PCA has previously been reported as accounting for 5% of all cases with suspected AD [39] and approximately 4% of all new dementia cases (Croisile B, 2004). In China, the number of AD patients exceeded 10 million by the year 2010 and the incidence of dementia is 9.87% of people aged over 65 [40]. Therefore there are probably more than 500,000 PCA patients in China and the number is increasing rapidly. However, in Chinese studies, the neuropathology and neuroimaging of PCA remains almost wholly unreported on. This may be because investigations for the purposes of research and diagnosis of PCA are very expensive, thus limiting the research and resulting in substantial underdiagnosis of PCA in China. Since PCA in the Chinese population is barely known and hardly studied at all, the present study was therefore undertaken to address this deficit, using 11C-PiB PET and 18F-FDG PET.

One limitation of this pilot study is the low number of subjects included. Therefore, the results should be interpreted with caution. Another limitation is the relatively few male patients in the PCA group, this point should be addressed in future studies. However, to the best of our knowledge, our study was the first attempt to explore the clinical and neuroimaging characteristics of Chinese PCA. Thus, we consider our findings will provide the basis for future study. To confirm our results, a further study with a larger number of subjects will be needed.

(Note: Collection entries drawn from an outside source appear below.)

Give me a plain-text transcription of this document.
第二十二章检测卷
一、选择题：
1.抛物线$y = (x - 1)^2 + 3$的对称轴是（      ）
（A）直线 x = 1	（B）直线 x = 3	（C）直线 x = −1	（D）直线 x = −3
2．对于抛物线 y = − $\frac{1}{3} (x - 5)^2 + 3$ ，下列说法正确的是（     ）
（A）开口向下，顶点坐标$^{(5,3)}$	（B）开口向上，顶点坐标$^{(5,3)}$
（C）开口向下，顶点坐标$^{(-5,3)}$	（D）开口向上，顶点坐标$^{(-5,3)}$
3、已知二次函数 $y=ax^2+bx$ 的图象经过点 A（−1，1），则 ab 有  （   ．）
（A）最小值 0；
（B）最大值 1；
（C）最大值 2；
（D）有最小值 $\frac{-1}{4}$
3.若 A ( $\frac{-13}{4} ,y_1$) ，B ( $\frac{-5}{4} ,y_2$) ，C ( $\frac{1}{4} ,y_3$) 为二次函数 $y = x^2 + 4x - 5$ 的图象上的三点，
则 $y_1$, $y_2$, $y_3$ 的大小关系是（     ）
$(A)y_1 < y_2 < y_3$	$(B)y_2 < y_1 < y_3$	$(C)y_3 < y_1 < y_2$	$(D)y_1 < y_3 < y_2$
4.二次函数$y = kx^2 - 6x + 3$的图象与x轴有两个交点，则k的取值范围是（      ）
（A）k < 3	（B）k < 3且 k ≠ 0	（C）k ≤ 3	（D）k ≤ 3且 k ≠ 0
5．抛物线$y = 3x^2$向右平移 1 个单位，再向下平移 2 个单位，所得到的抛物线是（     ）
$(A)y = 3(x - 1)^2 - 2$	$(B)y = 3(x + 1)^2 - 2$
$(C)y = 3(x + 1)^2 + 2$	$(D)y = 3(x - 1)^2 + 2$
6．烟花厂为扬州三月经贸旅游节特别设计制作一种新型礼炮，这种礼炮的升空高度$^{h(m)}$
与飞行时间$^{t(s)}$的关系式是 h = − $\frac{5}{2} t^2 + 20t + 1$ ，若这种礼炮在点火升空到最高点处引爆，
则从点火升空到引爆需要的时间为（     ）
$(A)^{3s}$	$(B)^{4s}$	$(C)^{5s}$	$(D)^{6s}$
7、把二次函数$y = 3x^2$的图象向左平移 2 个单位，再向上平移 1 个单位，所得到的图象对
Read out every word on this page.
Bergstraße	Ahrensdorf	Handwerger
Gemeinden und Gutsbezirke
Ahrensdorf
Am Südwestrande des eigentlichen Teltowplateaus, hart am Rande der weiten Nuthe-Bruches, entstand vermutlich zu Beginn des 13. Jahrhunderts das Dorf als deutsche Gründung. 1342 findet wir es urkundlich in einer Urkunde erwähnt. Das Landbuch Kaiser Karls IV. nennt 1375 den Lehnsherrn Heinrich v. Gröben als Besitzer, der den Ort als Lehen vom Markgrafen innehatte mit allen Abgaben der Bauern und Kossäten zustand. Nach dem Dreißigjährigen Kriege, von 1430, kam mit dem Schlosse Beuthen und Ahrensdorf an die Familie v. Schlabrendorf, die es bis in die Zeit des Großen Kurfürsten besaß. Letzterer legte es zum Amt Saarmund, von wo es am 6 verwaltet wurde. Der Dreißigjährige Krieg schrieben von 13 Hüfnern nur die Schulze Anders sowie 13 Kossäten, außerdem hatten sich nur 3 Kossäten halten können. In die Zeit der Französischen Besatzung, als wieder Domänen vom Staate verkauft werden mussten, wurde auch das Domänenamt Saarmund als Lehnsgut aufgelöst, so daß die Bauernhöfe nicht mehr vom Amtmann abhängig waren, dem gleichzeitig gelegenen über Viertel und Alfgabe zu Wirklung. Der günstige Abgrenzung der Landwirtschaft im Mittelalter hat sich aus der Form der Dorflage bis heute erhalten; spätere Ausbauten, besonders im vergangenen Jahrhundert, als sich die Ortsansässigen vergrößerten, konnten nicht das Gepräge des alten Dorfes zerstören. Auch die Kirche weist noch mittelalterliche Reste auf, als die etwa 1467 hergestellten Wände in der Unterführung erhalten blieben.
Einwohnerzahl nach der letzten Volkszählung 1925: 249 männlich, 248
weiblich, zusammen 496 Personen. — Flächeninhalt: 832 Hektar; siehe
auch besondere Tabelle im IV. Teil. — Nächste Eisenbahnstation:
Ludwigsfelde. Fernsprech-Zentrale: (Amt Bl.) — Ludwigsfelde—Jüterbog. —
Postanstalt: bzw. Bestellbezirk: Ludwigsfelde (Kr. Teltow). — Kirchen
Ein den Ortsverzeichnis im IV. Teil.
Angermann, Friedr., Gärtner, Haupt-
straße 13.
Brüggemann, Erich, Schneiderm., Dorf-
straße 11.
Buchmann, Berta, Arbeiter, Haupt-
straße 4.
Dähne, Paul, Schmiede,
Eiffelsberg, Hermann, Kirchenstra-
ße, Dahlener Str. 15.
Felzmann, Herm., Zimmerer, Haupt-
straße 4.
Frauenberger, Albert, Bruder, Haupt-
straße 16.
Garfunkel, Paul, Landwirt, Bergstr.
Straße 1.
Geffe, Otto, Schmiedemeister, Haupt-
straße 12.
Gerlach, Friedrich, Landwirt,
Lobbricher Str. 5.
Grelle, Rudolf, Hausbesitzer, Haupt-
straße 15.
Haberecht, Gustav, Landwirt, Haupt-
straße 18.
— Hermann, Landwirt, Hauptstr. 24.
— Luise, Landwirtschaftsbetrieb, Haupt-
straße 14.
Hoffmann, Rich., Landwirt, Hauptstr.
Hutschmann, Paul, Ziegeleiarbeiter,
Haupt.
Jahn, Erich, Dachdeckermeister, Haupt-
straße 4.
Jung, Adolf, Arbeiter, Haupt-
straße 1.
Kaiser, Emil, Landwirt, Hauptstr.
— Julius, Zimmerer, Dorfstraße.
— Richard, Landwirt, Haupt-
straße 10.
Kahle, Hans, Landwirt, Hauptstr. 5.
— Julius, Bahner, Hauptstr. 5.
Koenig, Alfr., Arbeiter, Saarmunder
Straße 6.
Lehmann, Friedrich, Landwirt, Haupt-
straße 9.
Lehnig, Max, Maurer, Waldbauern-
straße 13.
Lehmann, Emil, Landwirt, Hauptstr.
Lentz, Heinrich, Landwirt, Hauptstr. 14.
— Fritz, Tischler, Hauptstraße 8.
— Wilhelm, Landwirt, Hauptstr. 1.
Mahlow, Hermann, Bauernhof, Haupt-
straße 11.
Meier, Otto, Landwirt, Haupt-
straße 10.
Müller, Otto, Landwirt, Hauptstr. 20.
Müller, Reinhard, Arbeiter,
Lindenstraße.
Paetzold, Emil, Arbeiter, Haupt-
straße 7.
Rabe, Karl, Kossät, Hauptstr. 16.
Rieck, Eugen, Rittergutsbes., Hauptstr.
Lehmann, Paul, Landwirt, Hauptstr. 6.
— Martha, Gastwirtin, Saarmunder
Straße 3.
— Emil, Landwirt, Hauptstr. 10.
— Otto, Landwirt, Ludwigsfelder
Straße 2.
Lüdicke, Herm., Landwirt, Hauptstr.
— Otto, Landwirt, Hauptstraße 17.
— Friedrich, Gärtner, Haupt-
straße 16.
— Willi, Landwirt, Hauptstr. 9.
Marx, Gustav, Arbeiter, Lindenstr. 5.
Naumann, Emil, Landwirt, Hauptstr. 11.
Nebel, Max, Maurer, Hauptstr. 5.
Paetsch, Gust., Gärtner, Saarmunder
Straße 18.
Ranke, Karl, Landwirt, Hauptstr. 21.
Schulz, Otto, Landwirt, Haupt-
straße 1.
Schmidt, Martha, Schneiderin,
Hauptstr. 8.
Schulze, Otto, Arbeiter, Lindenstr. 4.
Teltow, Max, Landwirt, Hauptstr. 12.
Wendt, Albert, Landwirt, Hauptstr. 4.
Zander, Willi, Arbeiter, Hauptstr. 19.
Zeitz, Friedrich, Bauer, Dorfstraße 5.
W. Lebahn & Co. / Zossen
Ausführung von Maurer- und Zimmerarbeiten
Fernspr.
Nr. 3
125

In conclusion, our study elaborated clinical manifestations and patterns of cerebral atrophy, Aβ deposition and regional glucose metabolism in Chinese PCA patients. Compared with TAD, the PCA group showed marked impairment on visuospatial function, more severity of PA and specific hypometabolism in the right occipital lobe. However, cerebral Aβ deposition in PCA was comparable to TAD. Our findings provided a preliminary view of PCA in Chinese patients and need to be confirmed with larger sample size.